Medical science has come a long way in the past hundred years. With these changes to science and society come changes to the law. This includes family law, as you will soon see. Many couples today that have had trouble conceiving, or who want to save embryos for when they are ready to have children will create and freeze them with reproductive clinics. While this provides people with more options when it comes to having children, it can also present some interesting legal challenges.

More Common than You Might Think

Today, there are millions of frozen embryos in the United States. The legal disputes over who owns and has the rights to those cases are naturally rising, as well. Over the years, there has been a range of cases dealing with the legal rights to embryos. The cases and the results have been quite varied.

Judges will often rule in favor of the person who does not want the frozen embryos to be used. There have been cases where the embryos are destroyed, as well as a case where they were donated rather than having the wishes of either member of the clashing parties fulfilled.

In some instances, the embryos would be considered a piece of property that would have to be divided during a divorce. This is similar to what will sometimes happen with pets in a divorce. Of course, it can be difficult to think of embryos, or pets for that matter, as pieces of property.

Still, that’s often the way the judges will look at the cases. It’s important to keep in mind that if this is what happens, different states have varying ways that they look at and divide the property.

In 2018 in Arizona, there was a law that went into effect that was the first of its kind in the country. It said that when there was disputed custody of embryos, they would be given to the party that wants to develop them to birth. This law stemmed from the aftermath of the case of Ruby Torres and John Joseph Terrell.

They had seven frozen embryos in storage that were created before they were married. The couple signed a contract that stated the embryos were their joint property. Torres underwent chemotherapy and radiation treatment for her breast cancer. After the divorce, Torres wanted to use the embryos to have a baby because she believed that the embryos were likely the only chance to have biological children because she was infertile. However, Terrell and Torres were divorced by this time, and he said that he did not want to have a child with Torres.

Initially, the court said that Terrell’s right not to want to be a father overrode Torres’ right to want to be a mother. The Court of Appeals overturned the decision later. They eventually ruled that the embryos would be donated to a third party.

The 2018 law, which is not retroactive and can’t apply to Torres, changed things for these circumstances. It provided the mother with legal rights to the embryos. However, the law also states that the father will no longer be financially responsible if the mother decides to use the embryos. This new law brings up a lot of questions that are not easy to answer.

Even though the father may not be financially responsible for the child, they will still know that they have a child in existence. What if they decide they want to be in the child’s life at some point? What does it mean for abortion rights? If an embryo that is a few days old before it is frozen is considered a child, what about an embryo that is in utero for the same period of time?

The Case of Vergara and Loeb

Celebrities have even had legal issues with frozen embryos. The case of Sofia Vergara and her former fiancé Nick Loeb is one such case that has spanned close to seven years. The couple had created frozen embryos when they were together in 2014. They were engaged but not married at the time of the creation, and they broke up shortly thereafter. However, they still had the embryos, and it turns out that Loeb wanted to have access to them.
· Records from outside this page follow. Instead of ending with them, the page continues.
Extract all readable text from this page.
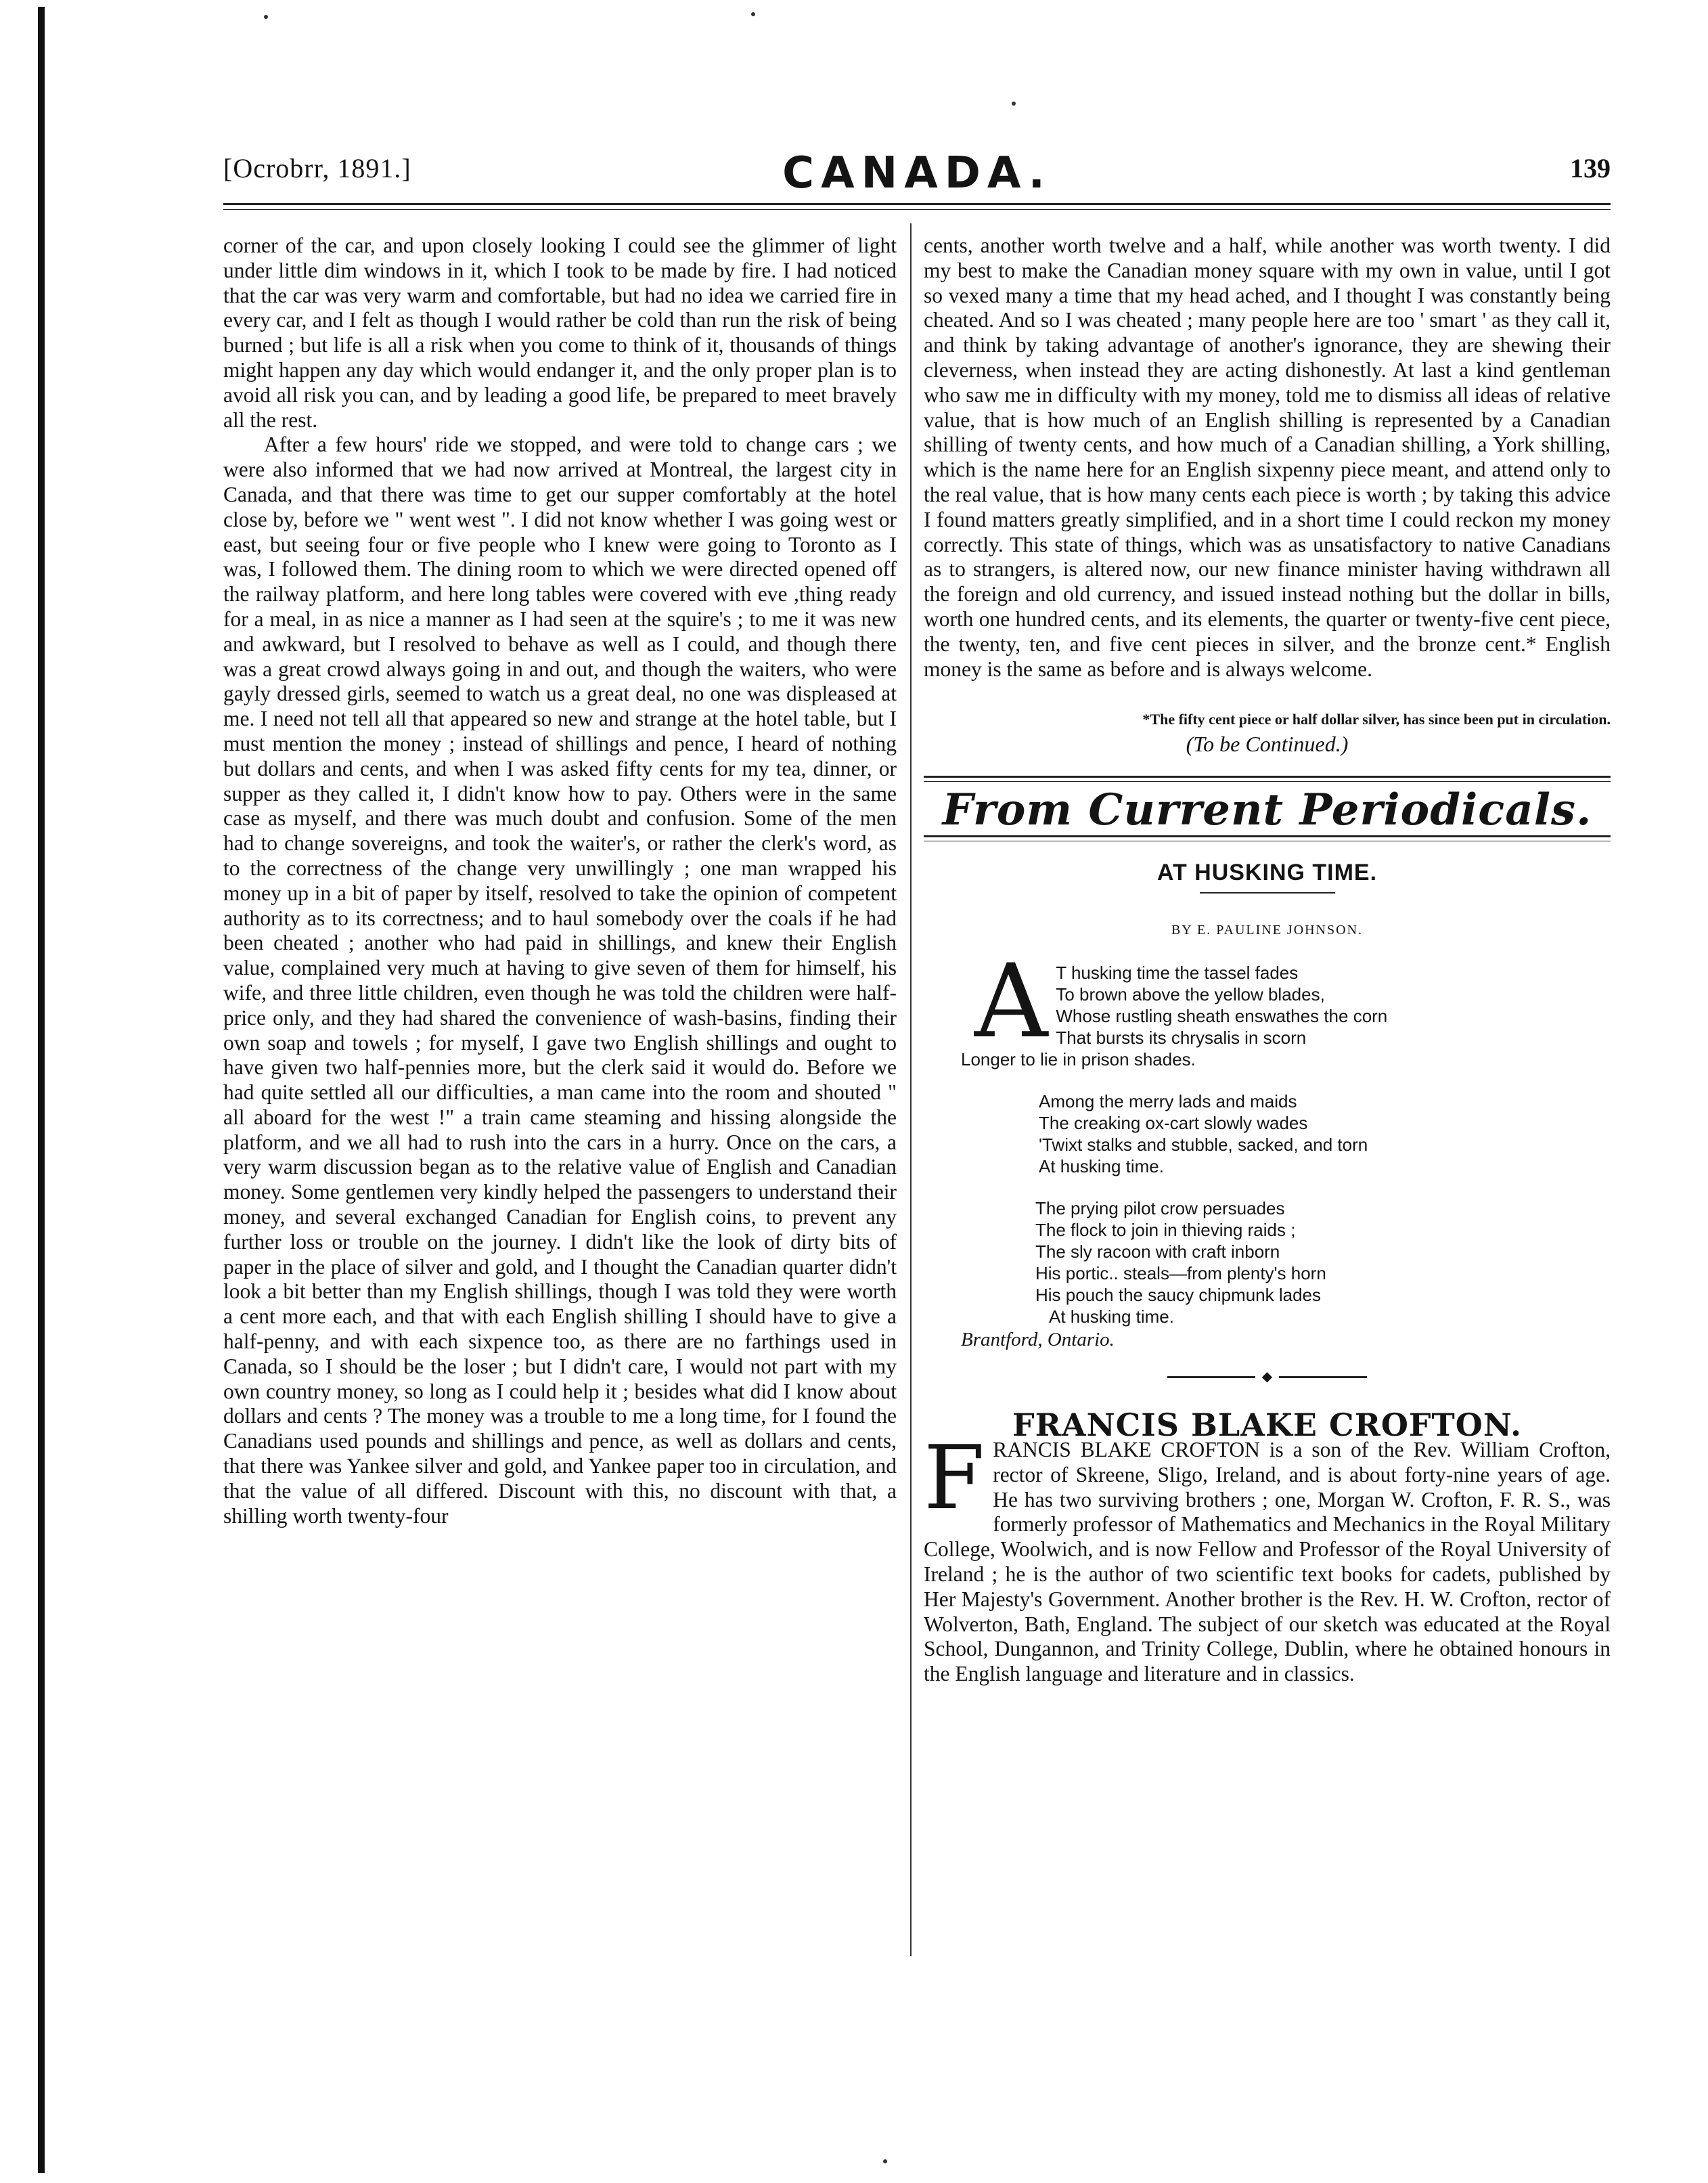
[Ocrobrr, 1891.]	CANADA.	139

corner of the car, and upon closely looking I could see the glimmer of light under little dim windows in it, which I took to be made by fire. I had noticed that the car was very warm and comfortable, but had no idea we carried fire in every car, and I felt as though I would rather be cold than run the risk of being burned ; but life is all a risk when you come to think of it, thousands of things might happen any day which would endanger it, and the only proper plan is to avoid all risk you can, and by leading a good life, be prepared to meet bravely all the rest.

After a few hours' ride we stopped, and were told to change cars ; we were also informed that we had now arrived at Montreal, the largest city in Canada, and that there was time to get our supper comfortably at the hotel close by, before we " went west ". I did not know whether I was going west or east, but seeing four or five people who I knew were going to Toronto as I was, I followed them. The dining room to which we were directed opened off the railway platform, and here long tables were covered with eve ,thing ready for a meal, in as nice a manner as I had seen at the squire's ; to me it was new and awkward, but I resolved to behave as well as I could, and though there was a great crowd always going in and out, and though the waiters, who were gayly dressed girls, seemed to watch us a great deal, no one was displeased at me. I need not tell all that appeared so new and strange at the hotel table, but I must mention the money ; instead of shillings and pence, I heard of nothing but dollars and cents, and when I was asked fifty cents for my tea, dinner, or supper as they called it, I didn't know how to pay. Others were in the same case as myself, and there was much doubt and confusion. Some of the men had to change sovereigns, and took the waiter's, or rather the clerk's word, as to the correctness of the change very unwillingly ; one man wrapped his money up in a bit of paper by itself, resolved to take the opinion of competent authority as to its correctness; and to haul somebody over the coals if he had been cheated ; another who had paid in shillings, and knew their English value, complained very much at having to give seven of them for himself, his wife, and three little children, even though he was told the children were half-price only, and they had shared the convenience of wash-basins, finding their own soap and towels ; for myself, I gave two English shillings and ought to have given two half-pennies more, but the clerk said it would do. Before we had quite settled all our difficulties, a man came into the room and shouted " all aboard for the west !" a train came steaming and hissing alongside the platform, and we all had to rush into the cars in a hurry. Once on the cars, a very warm discussion began as to the relative value of English and Canadian money. Some gentlemen very kindly helped the passengers to understand their money, and several exchanged Canadian for English coins, to prevent any further loss or trouble on the journey. I didn't like the look of dirty bits of paper in the place of silver and gold, and I thought the Canadian quarter didn't look a bit better than my English shillings, though I was told they were worth a cent more each, and that with each English shilling I should have to give a half-penny, and with each sixpence too, as there are no farthings used in Canada, so I should be the loser ; but I didn't care, I would not part with my own country money, so long as I could help it ; besides what did I know about dollars and cents ? The money was a trouble to me a long time, for I found the Canadians used pounds and shillings and pence, as well as dollars and cents, that there was Yankee silver and gold, and Yankee paper too in circulation, and that the value of all differed. Discount with this, no discount with that, a shilling worth twenty-four

cents, another worth twelve and a half, while another was worth twenty. I did my best to make the Canadian money square with my own in value, until I got so vexed many a time that my head ached, and I thought I was constantly being cheated. And so I was cheated ; many people here are too ' smart ' as they call it, and think by taking advantage of another's ignorance, they are shewing their cleverness, when instead they are acting dishonestly. At last a kind gentleman who saw me in difficulty with my money, told me to dismiss all ideas of relative value, that is how much of an English shilling is represented by a Canadian shilling of twenty cents, and how much of a Canadian shilling, a York shilling, which is the name here for an English sixpenny piece meant, and attend only to the real value, that is how many cents each piece is worth ; by taking this advice I found matters greatly simplified, and in a short time I could reckon my money correctly. This state of things, which was as unsatisfactory to native Canadians as to strangers, is altered now, our new finance minister having withdrawn all the foreign and old currency, and issued instead nothing but the dollar in bills, worth one hundred cents, and its elements, the quarter or twenty-five cent piece, the twenty, ten, and five cent pieces in silver, and the bronze cent.* English money is the same as before and is always welcome.

*The fifty cent piece or half dollar silver, has since been put in circulation.
(To be Continued.)
From Current Periodicals.
AT HUSKING TIME.
BY E. PAULINE JOHNSON.
A T husking time the tassel fades
To brown above the yellow blades,
Whose rustling sheath enswathes the corn
That bursts its chrysalis in scorn
Longer to lie in prison shades.
Among the merry lads and maids
The creaking ox-cart slowly wades
'Twixt stalks and stubble, sacked, and torn
At husking time.
The prying pilot crow persuades
The flock to join in thieving raids ;
The sly racoon with craft inborn
His portic.. steals—from plenty's horn
His pouch the saucy chipmunk lades
At husking time.
Brantford, Ontario.
◆
FRANCIS BLAKE CROFTON.

F RANCIS BLAKE CROFTON is a son of the Rev. William Crofton, rector of Skreene, Sligo, Ireland, and is about forty-nine years of age. He has two surviving brothers ; one, Morgan W. Crofton, F. R. S., was formerly professor of Mathematics and Mechanics in the Royal Military College, Woolwich, and is now Fellow and Professor of the Royal University of Ireland ; he is the author of two scientific text books for cadets, published by Her Majesty's Government. Another brother is the Rev. H. W. Crofton, rector of Wolverton, Bath, England. The subject of our sketch was educated at the Royal School, Dungannon, and Trinity College, Dublin, where he obtained honours in the English language and literature and in classics.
This led to a major battle between the two. In 2017, Vergara filed legal documents in California to block Loeb from using the embryos without her written consent. In March of 2021, the judge cited in Vergara’s favor citing the Form Directive that both she and Loeb signed at the fertility clinic. This form states that both parties need to agree before anything can be done with the embryos. The judge said that any attempt to use the embryos would violate the Form Directive that the couple had both willingly signed.

Loeb claimed that there was an oral agreement between them that would allow him to implant the embryos into a surrogate to be born. However, the judge found that there were no material facts that supported that claim. The court found that “sufficient grounds exist for permanent injunctive relief.” This means that Loeb is not merely unable to use the embryos, he cannot sue on behalf of them without consent from Vergara.

Loeb breached the Form Directive when he set up a trust for the embryos in Louisiana. He wanted to get legal status for the embryos, which he believed would then help him to gain legal custody and parental rights over them.

What Should You Do?

Freezing embryos can provide couples with a means of having children when the time is right and to use a surrogate if needed. As beneficial as it can be, though, you can clearly see that there are some potential legal problems that can arise. For this reason, it is important to have legal counsel when undergoing the procedure, or if you are in a situation where you are trying to get rights to the embryos later.